Saturday, April 18, 2015

Know Your Class War: Your Brain on Poverty

A recent study has found that children in poverty have smaller brains than children raised in better economic circumstances. I think we can be fairly certain that malnutrition plays a big role in the underdevelopment of brain function and size in children, and that epigenetic factors like the stresses of poverty (and the stress of a child's parents), factor into this dismaying discovery. 
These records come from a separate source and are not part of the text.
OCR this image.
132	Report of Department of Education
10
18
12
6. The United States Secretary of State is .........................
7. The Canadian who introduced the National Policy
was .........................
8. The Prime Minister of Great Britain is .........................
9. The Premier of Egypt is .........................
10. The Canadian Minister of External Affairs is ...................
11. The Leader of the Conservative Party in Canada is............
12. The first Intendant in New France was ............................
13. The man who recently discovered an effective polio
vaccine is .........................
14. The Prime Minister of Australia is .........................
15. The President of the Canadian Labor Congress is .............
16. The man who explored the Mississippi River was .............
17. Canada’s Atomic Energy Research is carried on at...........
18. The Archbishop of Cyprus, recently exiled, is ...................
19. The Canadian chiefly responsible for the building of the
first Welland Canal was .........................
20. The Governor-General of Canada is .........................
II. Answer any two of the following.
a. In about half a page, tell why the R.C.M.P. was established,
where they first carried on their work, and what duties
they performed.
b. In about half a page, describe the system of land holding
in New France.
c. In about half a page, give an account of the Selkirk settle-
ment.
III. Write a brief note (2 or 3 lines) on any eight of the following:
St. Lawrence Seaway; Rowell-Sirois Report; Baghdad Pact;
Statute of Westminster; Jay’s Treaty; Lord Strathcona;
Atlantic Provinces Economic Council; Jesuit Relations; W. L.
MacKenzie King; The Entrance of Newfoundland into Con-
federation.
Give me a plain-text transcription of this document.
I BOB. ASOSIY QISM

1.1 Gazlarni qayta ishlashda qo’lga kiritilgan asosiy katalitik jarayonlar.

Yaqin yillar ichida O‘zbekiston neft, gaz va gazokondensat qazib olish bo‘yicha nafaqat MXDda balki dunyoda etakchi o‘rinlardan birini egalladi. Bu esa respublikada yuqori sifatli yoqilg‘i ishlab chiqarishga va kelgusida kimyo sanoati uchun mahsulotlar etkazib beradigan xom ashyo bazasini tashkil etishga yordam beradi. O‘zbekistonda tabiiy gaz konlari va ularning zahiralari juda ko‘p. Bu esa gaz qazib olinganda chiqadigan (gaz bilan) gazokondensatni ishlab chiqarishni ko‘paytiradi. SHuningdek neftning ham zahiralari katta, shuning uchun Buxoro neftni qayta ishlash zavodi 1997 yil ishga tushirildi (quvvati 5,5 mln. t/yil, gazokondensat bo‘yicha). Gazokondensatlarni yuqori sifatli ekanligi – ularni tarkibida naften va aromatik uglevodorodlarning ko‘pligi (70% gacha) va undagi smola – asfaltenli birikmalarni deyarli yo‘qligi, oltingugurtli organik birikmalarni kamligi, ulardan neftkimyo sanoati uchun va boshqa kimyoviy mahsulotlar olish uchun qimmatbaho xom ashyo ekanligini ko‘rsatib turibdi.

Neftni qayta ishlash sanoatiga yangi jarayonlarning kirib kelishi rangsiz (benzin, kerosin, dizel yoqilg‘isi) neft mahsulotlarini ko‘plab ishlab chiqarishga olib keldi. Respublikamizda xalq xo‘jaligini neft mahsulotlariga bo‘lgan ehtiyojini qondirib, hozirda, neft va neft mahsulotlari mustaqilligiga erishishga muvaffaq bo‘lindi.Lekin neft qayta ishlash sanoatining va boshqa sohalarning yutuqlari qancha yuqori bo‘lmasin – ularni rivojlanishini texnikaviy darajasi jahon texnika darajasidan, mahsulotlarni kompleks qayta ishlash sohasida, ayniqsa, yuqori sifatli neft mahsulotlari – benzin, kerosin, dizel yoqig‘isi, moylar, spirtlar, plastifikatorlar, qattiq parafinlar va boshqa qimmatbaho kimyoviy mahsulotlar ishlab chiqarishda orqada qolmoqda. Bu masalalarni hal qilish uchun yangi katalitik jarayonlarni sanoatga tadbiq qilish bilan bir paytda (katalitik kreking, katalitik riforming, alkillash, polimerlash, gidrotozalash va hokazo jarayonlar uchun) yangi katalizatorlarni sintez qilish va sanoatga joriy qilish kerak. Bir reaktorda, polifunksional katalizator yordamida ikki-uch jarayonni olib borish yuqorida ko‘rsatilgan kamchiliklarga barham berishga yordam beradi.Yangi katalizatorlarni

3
This is why I border on fury with these debates on food assistance in a country where one in five kids last year were on food assistance. (I touched briefly on how almost Puritanical new Kansas welfare regs seem to be in my last post near the end). People who are against government food assistance seem to think that going to bed hungry builds character and turns people into go-getters. What it actually does is cause developmental delays in children and set them up for continued set-backs as an adult, if not encourage generation to generation poverty. When I see a scheme to restrict the kinds of food purchased with food stamps by eliminating classes of healthful proteins like fish and steak (like cans of tuna? skirts steaks? those aren't luxury items), I simply imagine an actual hostility towards the people on this kind of assistance. There is actually little abuse in these programs at all, and if a parent wants to treat their toddler to fishsticks, some high and mighty state legislator shouldn't considering it a sumptuary violation.

Also consider, a lot of people receiving food assistance do work, they just don't make enough to make rent, utilities, and still feed themselves. Is anyone at all confused about food being the fuel humans need to work? So if there really is a bias against food handouts, wouldn't the proper solution be making work pay enough that people could eat decently on their wages?

But it is something to think about. It makes you wonder--or it doesn't--when people who rail against the unfairness of something like the estate tax to the children of the wealthy on one hand, want to cut back on the food going into the mouths of the poor on the other. And that is why I call these blog posts: "Know Your Class War".